The Hong Kong Jockey Club SeriesMare Nostrum: Roman Navy and Pompeii

8/6/2016 – 29/8/2016

Special Exhibition Gallery, Hong Kong Museum of History

Solely sponsored by
The Hong Kong Jockey Club Charities Trust

Jointly presented by
The Leisure and Cultural Services Department
Contemporanea Progetti

Co-organised by

The Hong Kong Museum of History
Contemporanea Progetti

Mare Nostrum – "Our Sea": that was how ancient Romans referred to the Mediterranean Sea. A small city-state in the central Italian Peninsula when it was founded in the eighth century BC, ancient Rome had conquered and claimed as its own vast areas of land bordering the Mediterranean Sea by the first century AD. At the peak of its power, its territory spanned Europe, North Africa and West Asia, making Rome one of the largest empires in the ancient world.

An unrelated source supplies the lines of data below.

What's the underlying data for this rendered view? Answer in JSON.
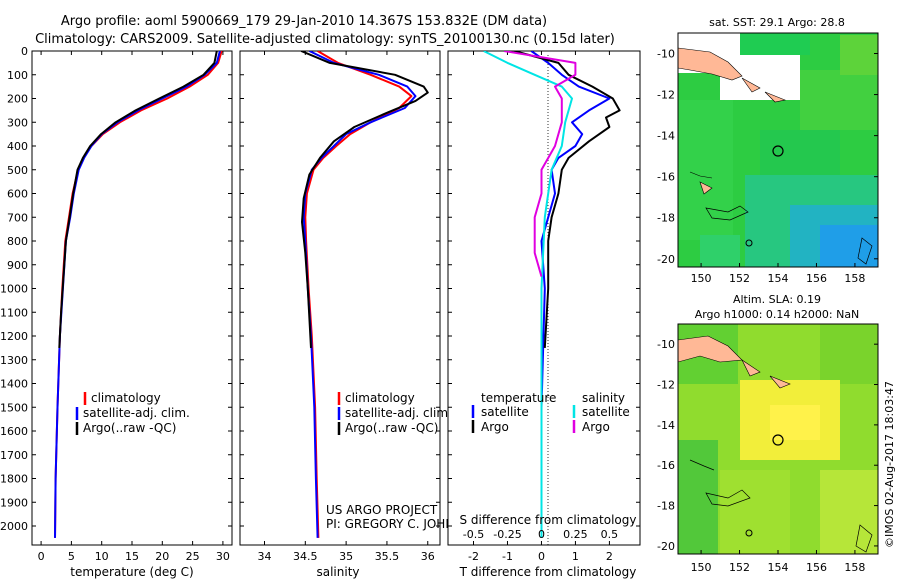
{
  "title": {
    "line1": "Argo profile: aoml 5900669_179 29-Jan-2010 14.367S 153.832E (DM data)",
    "line2": "Climatology: CARS2009. Satellite-adjusted climatology: synTS_20100130.nc (0.15d later)"
  },
  "maps": {
    "sst_title": "sat. SST: 29.1 Argo: 28.8",
    "sla_title1": "Altim. SLA: 0.19",
    "sla_title2": "Argo h1000: 0.14 h2000: NaN",
    "x_ticks": [
      "150",
      "152",
      "154",
      "156",
      "158"
    ],
    "y_ticks": [
      "-10",
      "-12",
      "-14",
      "-16",
      "-18",
      "-20"
    ]
  },
  "project": {
    "line1": "US ARGO PROJECT",
    "line2": "PI: GREGORY C. JOHNSON"
  },
  "watermark": "©IMOS 02-Aug-2017 18:03:47",
  "colors": {
    "climatology": "#ff0000",
    "satellite": "#0000ff",
    "argo": "#000000",
    "sat_salinity": "#00e5e5",
    "argo_salinity": "#e000e0",
    "land": "#ffb896"
  },
  "chart_data": [
    {
      "type": "line",
      "id": "temperature",
      "xlabel": "temperature (deg C)",
      "xlim": [
        -1.5,
        31.5
      ],
      "x_ticks": [
        0,
        5,
        10,
        15,
        20,
        25,
        30
      ],
      "ylim": [
        2080,
        0
      ],
      "y_ticks": [
        0,
        100,
        200,
        300,
        400,
        500,
        600,
        700,
        800,
        900,
        1000,
        1100,
        1200,
        1300,
        1400,
        1500,
        1600,
        1700,
        1800,
        1900,
        2000
      ],
      "legend": [
        "climatology",
        "satellite-adj. clim.",
        "Argo(..raw -QC)"
      ],
      "series": [
        {
          "name": "climatology",
          "color": "#ff0000",
          "x": [
            29.8,
            29.2,
            27.5,
            24.5,
            20.8,
            16.5,
            13.0,
            10.2,
            8.3,
            7.0,
            6.1,
            5.2,
            4.6,
            4.0,
            3.5,
            3.1,
            2.7,
            2.4,
            2.3
          ],
          "y": [
            0,
            50,
            100,
            150,
            200,
            250,
            300,
            350,
            400,
            450,
            500,
            600,
            700,
            800,
            1000,
            1200,
            1500,
            1800,
            2050
          ]
        },
        {
          "name": "satellite",
          "color": "#0000ff",
          "x": [
            29.5,
            29.0,
            27.0,
            24.0,
            20.0,
            16.0,
            12.6,
            10.0,
            8.3,
            7.1,
            6.2,
            5.4,
            4.8,
            4.1,
            3.6,
            3.1,
            2.7,
            2.4,
            2.3
          ],
          "y": [
            0,
            50,
            100,
            150,
            200,
            250,
            300,
            350,
            400,
            450,
            500,
            600,
            700,
            800,
            1000,
            1200,
            1500,
            1800,
            2050
          ]
        },
        {
          "name": "argo",
          "color": "#000000",
          "x": [
            29.0,
            28.6,
            26.8,
            23.5,
            19.5,
            15.6,
            12.3,
            9.9,
            8.1,
            6.9,
            6.0,
            5.3,
            4.7,
            4.1,
            3.7,
            3.3,
            3.0
          ],
          "y": [
            0,
            50,
            100,
            150,
            200,
            250,
            300,
            350,
            400,
            450,
            500,
            600,
            700,
            800,
            950,
            1100,
            1250
          ]
        }
      ]
    },
    {
      "type": "line",
      "id": "salinity",
      "xlabel": "salinity",
      "xlim": [
        33.7,
        36.15
      ],
      "x_ticks": [
        34,
        34.5,
        35,
        35.5,
        36
      ],
      "ylim": [
        2080,
        0
      ],
      "legend": [
        "climatology",
        "satellite-adj. clim.",
        "Argo(..raw -QC)"
      ],
      "series": [
        {
          "name": "climatology",
          "color": "#ff0000",
          "x": [
            34.65,
            34.9,
            35.3,
            35.65,
            35.8,
            35.65,
            35.3,
            35.05,
            34.88,
            34.72,
            34.6,
            34.52,
            34.5,
            34.51,
            34.54,
            34.58,
            34.62,
            34.64,
            34.66
          ],
          "y": [
            0,
            50,
            100,
            150,
            190,
            240,
            300,
            350,
            400,
            450,
            500,
            600,
            700,
            800,
            1000,
            1200,
            1500,
            1800,
            2050
          ]
        },
        {
          "name": "satellite",
          "color": "#0000ff",
          "x": [
            34.55,
            34.85,
            35.4,
            35.75,
            35.85,
            35.72,
            35.3,
            35.0,
            34.85,
            34.7,
            34.58,
            34.5,
            34.48,
            34.5,
            34.53,
            34.57,
            34.61,
            34.63,
            34.65
          ],
          "y": [
            0,
            50,
            100,
            150,
            190,
            240,
            300,
            350,
            400,
            450,
            500,
            600,
            700,
            800,
            1000,
            1200,
            1500,
            1800,
            2050
          ]
        },
        {
          "name": "argo",
          "color": "#000000",
          "x": [
            34.45,
            34.8,
            35.6,
            35.95,
            36.0,
            35.85,
            35.5,
            35.1,
            34.85,
            34.68,
            34.55,
            34.48,
            34.46,
            34.5,
            34.53,
            34.57
          ],
          "y": [
            0,
            50,
            100,
            150,
            175,
            210,
            260,
            320,
            380,
            450,
            520,
            620,
            720,
            850,
            1000,
            1250
          ]
        }
      ]
    },
    {
      "type": "line",
      "id": "difference",
      "xlabel": "T difference from climatology",
      "xlabel2": "S difference from climatology",
      "xlim": [
        -2.75,
        2.9
      ],
      "x_ticks": [
        -2,
        -1,
        0,
        1,
        2
      ],
      "x_ticks_salinity": [
        "-0.5",
        "-0.25",
        "0",
        "0.25",
        "0.5"
      ],
      "ylim": [
        2080,
        0
      ],
      "legend_temperature": {
        "heading": "temperature",
        "items": [
          "satellite",
          "Argo"
        ]
      },
      "legend_salinity": {
        "heading": "salinity",
        "items": [
          "satellite",
          "Argo"
        ]
      },
      "series": [
        {
          "name": "T satellite",
          "color": "#0000ff",
          "x": [
            -0.3,
            0.2,
            0.6,
            1.1,
            2.0,
            1.4,
            0.9,
            1.2,
            1.0,
            0.5,
            0.3,
            0.4,
            0.2,
            0.0,
            0.1,
            0.0,
            0.0
          ],
          "y": [
            0,
            50,
            100,
            150,
            200,
            250,
            300,
            350,
            400,
            450,
            500,
            600,
            700,
            800,
            1000,
            1500,
            2050
          ]
        },
        {
          "name": "T argo",
          "color": "#000000",
          "x": [
            -0.8,
            0.5,
            0.8,
            1.5,
            2.1,
            2.3,
            1.9,
            2.0,
            1.4,
            0.8,
            0.6,
            0.5,
            0.3,
            0.2,
            0.2,
            0.1
          ],
          "y": [
            0,
            50,
            100,
            150,
            200,
            250,
            280,
            320,
            380,
            450,
            500,
            600,
            700,
            800,
            1000,
            1250
          ]
        },
        {
          "name": "S satellite",
          "color": "#00e5e5",
          "x": [
            -1.7,
            -1.0,
            -0.2,
            0.6,
            0.9,
            0.7,
            0.6,
            0.3,
            0.1,
            0.0,
            0.0,
            0.0
          ],
          "y": [
            0,
            50,
            100,
            150,
            200,
            300,
            400,
            500,
            700,
            1000,
            1500,
            2050
          ]
        },
        {
          "name": "S argo",
          "color": "#e000e0",
          "x": [
            -1.1,
            1.0,
            1.0,
            0.4,
            0.6,
            0.6,
            0.4,
            0.0,
            0.0,
            -0.2,
            -0.2,
            0.0
          ],
          "y": [
            0,
            50,
            100,
            150,
            200,
            300,
            400,
            500,
            600,
            700,
            850,
            950
          ]
        }
      ]
    }
  ]
}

Without its dominance over the Mediterranean Sea, the Roman Empire would not have been able to extend its power beyond its heartlands: benefiting greatly from advances in the knowledge and techniques of navigation, the Romans were able to control harbours and cities along the Mediterranean coastline. The development of maritime navigation was intricately connected to a number of different aspects of Roman society, from transport and commerce, through leisure and entertainment, to war and military defence. When Mount Vesuvius on the west coast of Italy erupted in AD 79, spewing out huge waves of volcanic ash and debris that destroyed the city of Pompeii and other nearby towns, the Roman navy's attempt to evacuate victims by sea marked one of the first recorded civilian rescue missions in history as well as the high point of Roman navigational developments.

Bringing together for the very first time around 110 sets of invaluable exhibits from about 10 museums and heritage organizations in Rome, Naples, Pompeii and other parts of Italy, this exhibition showcases jewellery made of gold and precious metals and stones, silverware, statues, marble reliefs and artefacts recovered from shipwrecks. It is also the first time that museum visitors in Hong Kong will be able to see the stunning full body casts of Pompeii's victims. Together with a great variety of multimedia programmes and 3D animation, visitors will be introduced to the development of Roman maritime navigation and get the chance to experience for themselves the formidable force of the volcano that destroyed Pompeii.